In a conversation with EMARKETER, Brendan Shea, cofounder of Sunup, discussed how AI is transforming the agency model, what opportunities there are for industry professionals, and where agencies are headed.
On the modern agency model: The agency ecosystem is rapidly changing as AI now performs “at the level of a mid-career professional,” said Shea.
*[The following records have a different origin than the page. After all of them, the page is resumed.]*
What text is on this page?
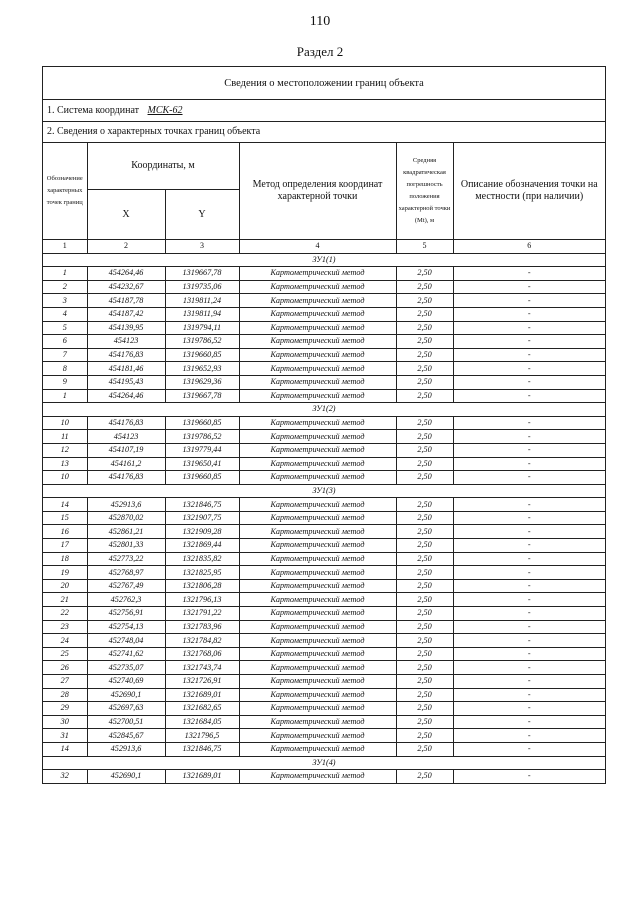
110
Раздел 2
Сведения о местоположении границ объекта
1. Система координат МСК-62
2. Сведения о характерных точках границ объекта
Обозначение характерных точек границ	Координаты, м		Метод определения координат характерной точки	Средняя квадратическая погрешность положения характерной точки (Mt), м	Описание обозначения точки на местности (при наличии)
	X	Y			
1	2	3	4	5	6
ЗУ1(1)					
1	454264,46	1319667,78	Картометрический метод	2,50	-
2	454232,67	1319735,06	Картометрический метод	2,50	-
3	454187,78	1319811,24	Картометрический метод	2,50	-
4	454187,42	1319811,94	Картометрический метод	2,50	-
5	454139,95	1319794,11	Картометрический метод	2,50	-
6	454123	1319786,52	Картометрический метод	2,50	-
7	454176,83	1319660,85	Картометрический метод	2,50	-
8	454181,46	1319652,93	Картометрический метод	2,50	-
9	454195,43	1319629,36	Картометрический метод	2,50	-
1	454264,46	1319667,78	Картометрический метод	2,50	-
ЗУ1(2)					
10	454176,83	1319660,85	Картометрический метод	2,50	-
11	454123	1319786,52	Картометрический метод	2,50	-
12	454107,19	1319779,44	Картометрический метод	2,50	-
13	454161,2	1319650,41	Картометрический метод	2,50	-
10	454176,83	1319660,85	Картометрический метод	2,50	-
ЗУ1(3)					
14	452913,6	1321846,75	Картометрический метод	2,50	-
15	452870,02	1321907,75	Картометрический метод	2,50	-
16	452861,21	1321909,28	Картометрический метод	2,50	-
17	452801,33	1321869,44	Картометрический метод	2,50	-
18	452773,22	1321835,82	Картометрический метод	2,50	-
19	452768,97	1321825,95	Картометрический метод	2,50	-
20	452767,49	1321806,28	Картометрический метод	2,50	-
21	452762,3	1321796,13	Картометрический метод	2,50	-
22	452756,91	1321791,22	Картометрический метод	2,50	-
23	452754,13	1321783,96	Картометрический метод	2,50	-
24	452748,04	1321784,82	Картометрический метод	2,50	-
25	452741,62	1321768,06	Картометрический метод	2,50	-
26	452735,07	1321743,74	Картометрический метод	2,50	-
27	452740,69	1321726,91	Картометрический метод	2,50	-
28	452690,1	1321689,01	Картометрический метод	2,50	-
29	452697,63	1321682,65	Картометрический метод	2,50	-
30	452700,51	1321684,05	Картометрический метод	2,50	-
31	452845,67	1321796,5	Картометрический метод	2,50	-
14	452913,6	1321846,75	Картометрический метод	2,50	-
ЗУ1(4)					
32	452690,1	1321689,01	Картометрический метод	2,50	-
Agencies now rely on AI to perform “some of the more perfunctory, less interesting [marketing] tasks.” The AI shift is already here—evidenced by 100% of agencies now implementing AI in some capacity, according to the report.
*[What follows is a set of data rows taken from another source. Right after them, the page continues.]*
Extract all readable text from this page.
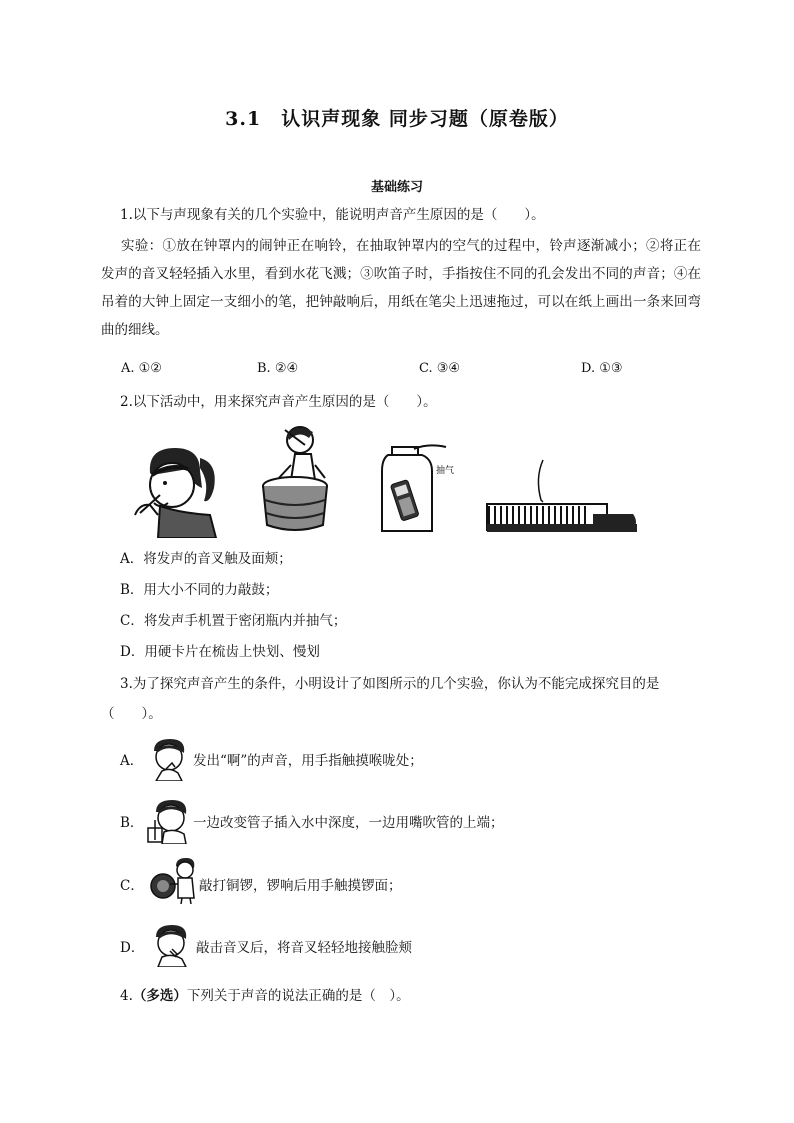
3.1　认识声现象 同步习题（原卷版）
基础练习
1.以下与声现象有关的几个实验中，能说明声音产生原因的是（　　）。
实验：①放在钟罩内的闹钟正在响铃，在抽取钟罩内的空气的过程中，铃声逐渐减小；②将正在发声的音叉轻轻插入水里，看到水花飞溅；③吹笛子时，手指按住不同的孔会发出不同的声音；④在吊着的大钟上固定一支细小的笔，把钟敲响后，用纸在笔尖上迅速拖过，可以在纸上画出一条来回弯曲的细线。
A. ①②	B. ②④	C. ③④	D. ①③
2.以下活动中，用来探究声音产生原因的是（　　）。
抽气
A．将发声的音叉触及面颊；
B．用大小不同的力敲鼓；
C．将发声手机置于密闭瓶内并抽气；
D．用硬卡片在梳齿上快划、慢划
3.为了探究声音产生的条件，小明设计了如图所示的几个实验，你认为不能完成探究目的是
（　　）。
A．	发出“啊”的声音，用手指触摸喉咙处；
B．	一边改变管子插入水中深度，一边用嘴吹管的上端；
C．	敲打铜锣，锣响后用手触摸锣面；
D．	敲击音叉后，将音叉轻轻地接触脸颊
4.（多选）下列关于声音的说法正确的是（　）。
As agencies implement AI for tasks like image generation and editing, copywriting, and ad design, they are “[redefining] what entry level means.” Once driven by human creatives, the agency landscape is shifting to a tech-driven model that “redefines what entry level means.”
The opportunity: While AI reshapes the number of junior creatives in the advertising industry, it isn’t eliminating opportunities entirely. “[Creatives] are entering more at [a] mid-level point,” Shea said.
There’s an opportunity for new hires to start in more senior roles—but that will largely depend on how fluent a candidate is with AI. “If you can speak to AI on your resume, interviews, or actually talk about how you’ve used it practically, that would give someone a leg up.”
The future of ad agencies: AI is streamlining key agency tasks and completely reshaping the traditional model. As AI adoption becomes integrated into all aspects of the ad creation process, “agencies will become leaner, more senior-led, and the bar is only [going to be] raised in terms of what they are producing and what value the client sees from it.” Agency workers who thrive in the AI era will be those who embrace, understand, and prove they know how to implement AI tools.
What it means for junior advertisers: Simply put, “people who resist AI are going to fall behind,” Shea stated. As AI makes the entry level agency job landscape more competitive, junior creatives hoping to find their way through the ad industry must prove that they know how to use AI as an enhancement to their creative work—putting them on the same playing field as a mid-level professional.